I don’t want to suggest something that is not certain and say that the parties concerned have come to an agreement, and that the only matter that needs to be negotiated is where Syrian President Bashar Al-Assad will be exiled to. The negotiations focussed on the discussion surrounding the beginning of new negotiations within an unclear vision.
The most important thing that we heard is what the coordinator and the “leader” of the political opposition Riyad Hijab said. He said in a clear voice that there should be no place for Assad in any solution, and cited the important and convincing examples of Yemen and Iraq. He reminded everyone that a weak solution which leaves space for an ousted president later leads to greater destruction.
In the agreement to end the crisis in Yemen, the opposition parties agreed to the mediators’ condition that Saleh would leave government but stay in the party. The result is that Saleh took advantage of this right and worked with the Houthi opposition to interfere at the beginning and create political sabotage. Then he built a relationship between his armed troops and the Houthi rebels and they carried out the coup together. As a result, the crisis in Yemen became considerably worse, more people died and institutions were destroyed. Now, reaching a solution has become harder due to Saleh’s presence in Sana’a.
The second example cited by Hijab is that of the former Prime Minister of Iraq Nouri Al-Maliki. He disrupted the state for nearly two years in order to dominate it and refused to leave when the time came for him to do so, citing security conditions as an excuse. Then he tried to take advantage of his authority in order to stay. When Iraqi forces unanimously turned against him and international forces intervened and threatened him, he withdrew but remained in the shadow, retaining his power and leading militias under various names, and succeeded in marginalising the prime minister who replaced him.

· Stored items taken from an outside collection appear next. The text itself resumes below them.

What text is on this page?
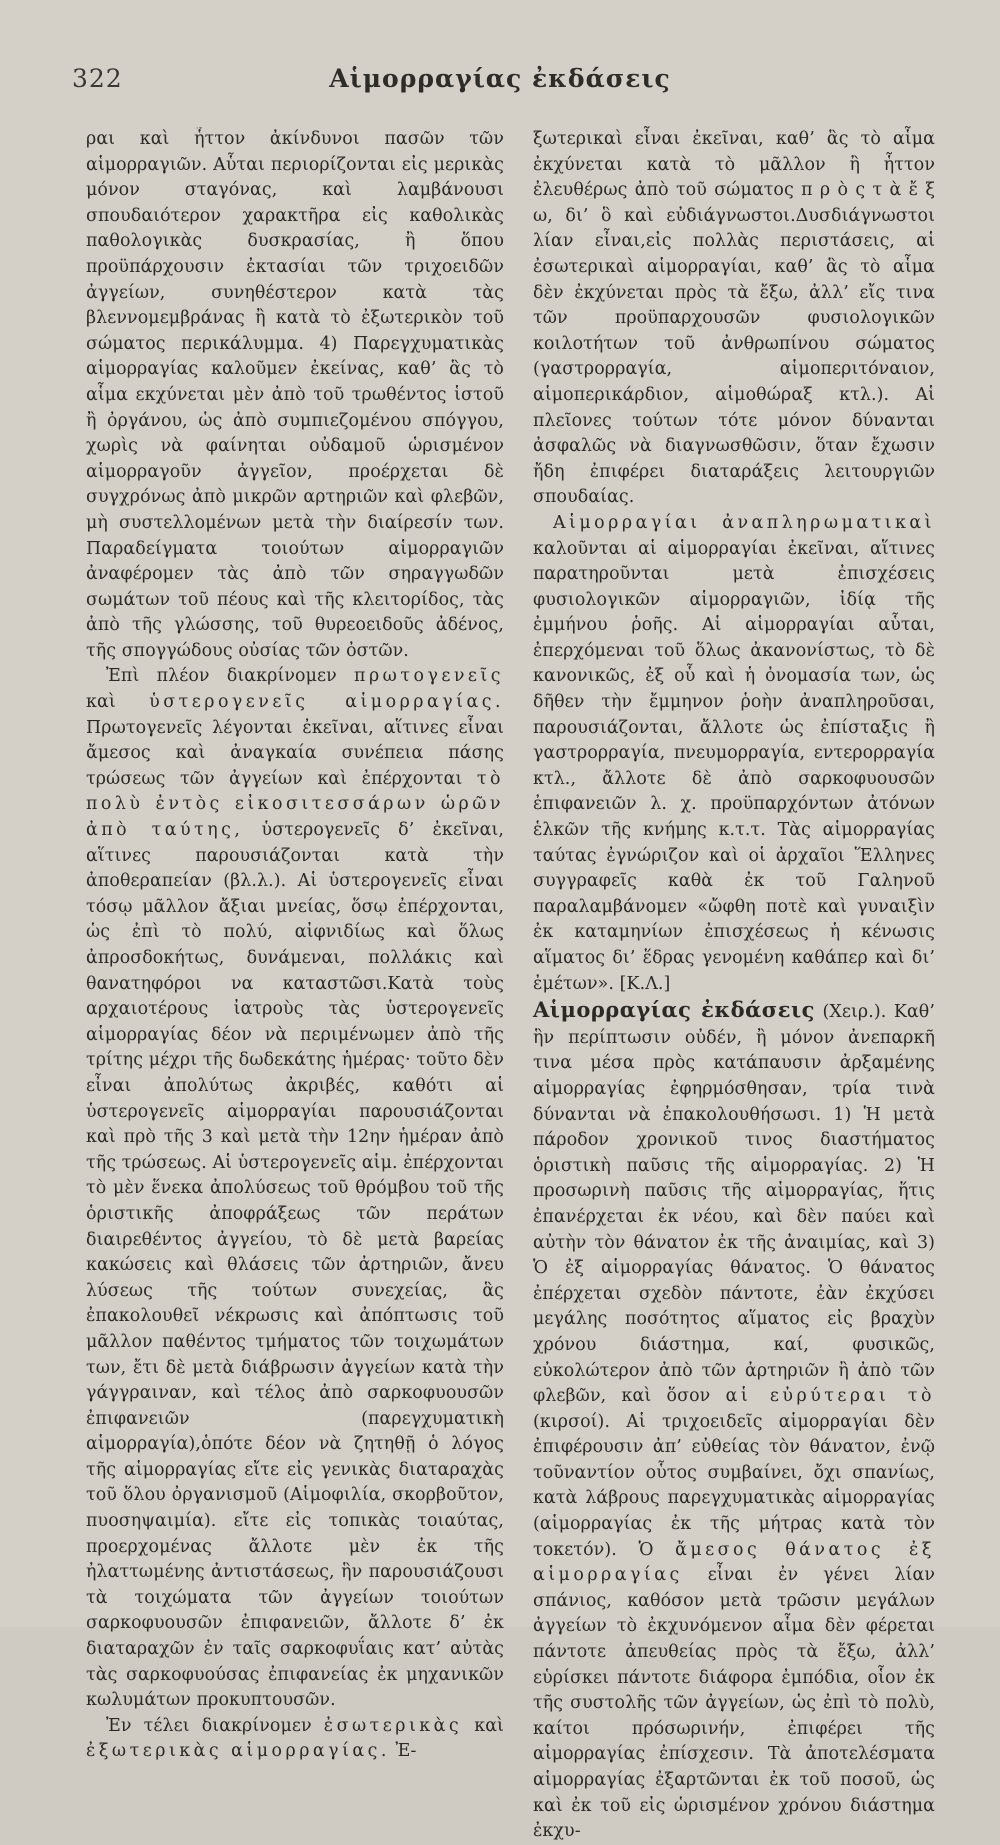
322	Αἱμορραγίας ἐκδάσεις

ραι καὶ ἧττον ἀκίνδυνοι πασῶν τῶν αἱμορραγιῶν. Αὗται περιορίζονται εἰς μερικὰς μόνον σταγόνας, καὶ λαμβάνουσι σπουδαιότερον χαρακτῆρα εἰς καθολικὰς παθολογικὰς δυσκρασίας, ἢ ὅπου προϋπάρχουσιν ἐκτασίαι τῶν τριχοειδῶν ἀγγείων, συνηθέστερον κατὰ τὰς βλεννομεμβράνας ἢ κατὰ τὸ ἐξωτερικὸν τοῦ σώματος περικάλυμμα. 4) Παρεγχυματικὰς αἱμορραγίας καλοῦμεν ἐκείνας, καθ’ ἃς τὸ αἷμα εκχύνεται μὲν ἀπὸ τοῦ τρωθέντος ἱστοῦ ἢ ὀργάνου, ὡς ἀπὸ συμπιεζομένου σπόγγου, χωρὶς νὰ φαίνηται οὐδαμοῦ ὡρισμένον αἱμορραγοῦν ἀγγεῖον, προέρχεται δὲ συγχρόνως ἀπὸ μικρῶν αρτηριῶν καὶ φλεβῶν, μὴ συστελλομένων μετὰ τὴν διαίρεσίν των. Παραδείγματα τοιούτων αἱμορραγιῶν ἀναφέρομεν τὰς ἀπὸ τῶν σηραγγωδῶν σωμάτων τοῦ πέους καὶ τῆς κλειτορίδος, τὰς ἀπὸ τῆς γλώσσης, τοῦ θυρεοειδοῦς ἀδένος, τῆς σπογγώδους οὐσίας τῶν ὀστῶν.

Ἐπὶ πλέον διακρίνομεν πρωτογενεῖς καὶ ὑστερογενεῖς αἱμορραγίας. Πρωτογενεῖς λέγονται ἐκεῖναι, αἵτινες εἶναι ἄμεσος καὶ ἀναγκαία συνέπεια πάσης τρώσεως τῶν ἀγγείων καὶ ἐπέρχονται τὸ πολὺ ἐντὸς εἰκοσιτεσσάρων ὡρῶν ἀπὸ ταύτης, ὑστερογενεῖς δ’ ἐκεῖναι, αἵτινες παρουσιάζονται κατὰ τὴν ἀποθεραπείαν (βλ.λ.). Αἱ ὑστερογενεῖς εἶναι τόσῳ μᾶλλον ἄξιαι μνείας, ὅσῳ ἐπέρχονται, ὡς ἐπὶ τὸ πολύ, αἰφνιδίως καὶ ὅλως ἀπροσδοκήτως, δυνάμεναι, πολλάκις καὶ θανατηφόροι να καταστῶσι.Κατὰ τοὺς αρχαιοτέρους ἰατροὺς τὰς ὑστερογενεῖς αἱμορραγίας δέον νὰ περιμένωμεν ἀπὸ τῆς τρίτης μέχρι τῆς δωδεκάτης ἡμέρας· τοῦτο δὲν εἶναι ἀπολύτως ἀκριβές, καθότι αἱ ὑστερογενεῖς αἱμορραγίαι παρουσιάζονται καὶ πρὸ τῆς 3 καὶ μετὰ τὴν 12ην ἡμέραν ἀπὸ τῆς τρώσεως. Αἱ ὑστερογενεῖς αἱμ. ἐπέρχονται τὸ μὲν ἕνεκα ἀπολύσεως τοῦ θρόμβου τοῦ τῆς ὁριστικῆς ἀποφράξεως τῶν περάτων διαιρεθέντος ἀγγείου, τὸ δὲ μετὰ βαρείας κακώσεις καὶ θλάσεις τῶν ἀρτηριῶν, ἄνευ λύσεως τῆς τούτων συνεχείας, ἃς ἐπακολουθεῖ νέκρωσις καὶ ἀπόπτωσις τοῦ μᾶλλον παθέντος τμήματος τῶν τοιχωμάτων των, ἔτι δὲ μετὰ διάβρωσιν ἀγγείων κατὰ τὴν γάγγραιναν, καὶ τέλος ἀπὸ σαρκοφυουσῶν ἐπιφανειῶν (παρεγχυματικὴ αἱμορραγία),ὁπότε δέον νὰ ζητηθῇ ὁ λόγος τῆς αἱμορραγίας εἴτε εἰς γενικὰς διαταραχὰς τοῦ ὅλου ὀργανισμοῦ (Αἱμοφιλία, σκορβοῦτον, πυοσηψαιμία). εἴτε εἰς τοπικὰς τοιαύτας, προερχομένας ἄλλοτε μὲν ἐκ τῆς ἠλαττωμένης ἀντιστάσεως, ἣν παρουσιάζουσι τὰ τοιχώματα τῶν ἀγγείων τοιούτων σαρκοφυουσῶν ἐπιφανειῶν, ἄλλοτε δ’ ἐκ διαταραχῶν ἐν ταῖς σαρκοφυΐαις κατ’ αὐτὰς τὰς σαρκοφυούσας ἐπιφανείας ἐκ μηχανικῶν κωλυμάτων προκυπτουσῶν.

Ἐν τέλει διακρίνομεν ἐσωτερικὰς καὶ ἐξωτερικὰς αἱμορραγίας. Ἐ-

ξωτερικαὶ εἶναι ἐκεῖναι, καθ’ ἃς τὸ αἷμα ἐκχύνεται κατὰ τὸ μᾶλλον ἢ ἧττον ἐλευθέρως ἀπὸ τοῦ σώματος π ρ ὸ ς τ ὰ ἔ ξ ω, δι’ ὃ καὶ εὐδιάγνωστοι.Δυσδιάγνωστοι λίαν εἶναι,εἰς πολλὰς περιστάσεις, αἱ ἐσωτερικαὶ αἱμορραγίαι, καθ’ ἃς τὸ αἷμα δὲν ἐκχύνεται πρὸς τὰ ἔξω, ἀλλ’ εἴς τινα τῶν προϋπαρχουσῶν φυσιολογικῶν κοιλοτήτων τοῦ ἀνθρωπίνου σώματος (γαστρορραγία, αἱμοπεριτόναιον, αἱμοπερικάρδιον, αἱμοθώραξ κτλ.). Αἱ πλεῖονες τούτων τότε μόνον δύνανται ἀσφαλῶς νὰ διαγνωσθῶσιν, ὅταν ἔχωσιν ἤδη ἐπιφέρει διαταράξεις λειτουργιῶν σπουδαίας.

Αἱμορραγίαι ἀναπληρωματικαὶ καλοῦνται αἱ αἱμορραγίαι ἐκεῖναι, αἵτινες παρατηροῦνται μετὰ ἐπισχέσεις φυσιολογικῶν αἱμορραγιῶν, ἰδίᾳ τῆς ἐμμήνου ῥοῆς. Αἱ αἱμορραγίαι αὗται, ἐπερχόμεναι τοῦ ὅλως ἀκανονίστως, τὸ δὲ κανονικῶς, ἐξ οὗ καὶ ἡ ὀνομασία των, ὡς δῆθεν τὴν ἔμμηνον ῥοὴν ἀναπληροῦσαι, παρουσιάζονται, ἄλλοτε ὡς ἐπίσταξις ἢ γαστρορραγία, πνευμορραγία, εντερορραγία κτλ., ἄλλοτε δὲ ἀπὸ σαρκοφυουσῶν ἐπιφανειῶν λ. χ. προϋπαρχόντων ἀτόνων ἑλκῶν τῆς κνήμης κ.τ.τ. Τὰς αἱμορραγίας ταύτας ἐγνώριζον καὶ οἱ ἀρχαῖοι Ἕλληνες συγγραφεῖς καθὰ ἐκ τοῦ Γαληνοῦ παραλαμβάνομεν «ὤφθη ποτὲ καὶ γυναιξὶν ἐκ καταμηνίων ἐπισχέσεως ἡ κένωσις αἵματος δι’ ἕδρας γενομένη καθάπερ καὶ δι’ ἐμέτων». [Κ.Λ.]

Αἱμορραγίας ἐκδάσεις (Χειρ.). Καθ’ ἣν περίπτωσιν οὐδέν, ἢ μόνον ἀνεπαρκῆ τινα μέσα πρὸς κατάπαυσιν ἀρξαμένης αἱμορραγίας ἐφηρμόσθησαν, τρία τινὰ δύνανται νὰ ἐπακολουθήσωσι. 1) Ἡ μετὰ πάροδον χρονικοῦ τινος διαστήματος ὁριστικὴ παῦσις τῆς αἱμορραγίας. 2) Ἡ προσωρινὴ παῦσις τῆς αἱμορραγίας, ἥτις ἐπανέρχεται ἐκ νέου, καὶ δὲν παύει καὶ αὐτὴν τὸν θάνατον ἐκ τῆς ἀναιμίας, καὶ 3) Ὁ ἐξ αἱμορραγίας θάνατος. Ὁ θάνατος ἐπέρχεται σχεδὸν πάντοτε, ἐὰν ἐκχύσει μεγάλης ποσότητος αἵματος εἰς βραχὺν χρόνου διάστημα, καί, φυσικῶς, εὐκολώτερον ἀπὸ τῶν ἀρτηριῶν ἢ ἀπὸ τῶν φλεβῶν, καὶ ὅσον αἱ εὐρύτεραι τὸ (κιρσοί). Αἱ τριχοειδεῖς αἱμορραγίαι δὲν ἐπιφέρουσιν ἀπ’ εὐθείας τὸν θάνατον, ἐνῷ τοῦναντίον οὗτος συμβαίνει, ὄχι σπανίως, κατὰ λάβρους παρεγχυματικὰς αἱμορραγίας (αἱμορραγίας ἐκ τῆς μήτρας κατὰ τὸν τοκετόν). Ὁ ἄμεσος θάνατος ἐξ αἱμορραγίας εἶναι ἐν γένει λίαν σπάνιος, καθόσον μετὰ τρῶσιν μεγάλων ἀγγείων τὸ ἐκχυνόμενον αἷμα δὲν φέρεται πάντοτε ἀπευθείας πρὸς τὰ ἔξω, ἀλλ’ εὑρίσκει πάντοτε διάφορα ἐμπόδια, οἷον ἐκ τῆς συστολῆς τῶν ἀγγείων, ὡς ἐπὶ τὸ πολὺ, καίτοι πρόσωρινήν, ἐπιφέρει τῆς αἱμορραγίας ἐπίσχεσιν. Τὰ ἀποτελέσματα αἱμορραγίας ἐξαρτῶνται ἐκ τοῦ ποσοῦ, ὡς καὶ ἐκ τοῦ εἰς ὡρισμένον χρόνου διάστημα ἐκχυ-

Today we see the result; the chaos on the political arena, the disruption of state affairs, and Iranian penetration in governance and the administration of the military. Assad in Syria may not resemble Al-Maliki in Iraq because the latter was a legitimate ruler, but the Saleh situation is identical to that of Assad. Yemenis revolted against him across the country during the Arab Spring and there was consensus on the fact that he needed to be deposed. Allowing him to stay and work in Yemen was a mistake.
Hijab is right to be afraid about the Yemeni example being repeated. If Assad remains in any capacity within the proposed system or even just sits on his sofa at home watching television, he will remain a source of danger. He is able to subvert and sabotage the situation, and the war will continue because of him.
If the Russians and the Americans want a serious solution, they have to agree that Assad must leave. Who will govern, who the electorate will be and the constitution are merely details, and differences over these are limited. The majority of Syrian forces accept a system that ensures coexistence and secures the rights of minorities, and they also accept the principle of the ballot box.
Other details regarding the political solution, as presented by Hijab over three phases, reflects the maturity of the opposition and its willingness to accept a realistic solution. Of course, it will just remain an idea unless it is supported by the major powers. Without such a solution, the world will later be forced to sit at the table with terrorist groups, accept the departure of Assad and hand over rule to a group like the Taliban of Afghanistan. Assad will then leave at a later stage and the political opposition will have lost its popularity by then.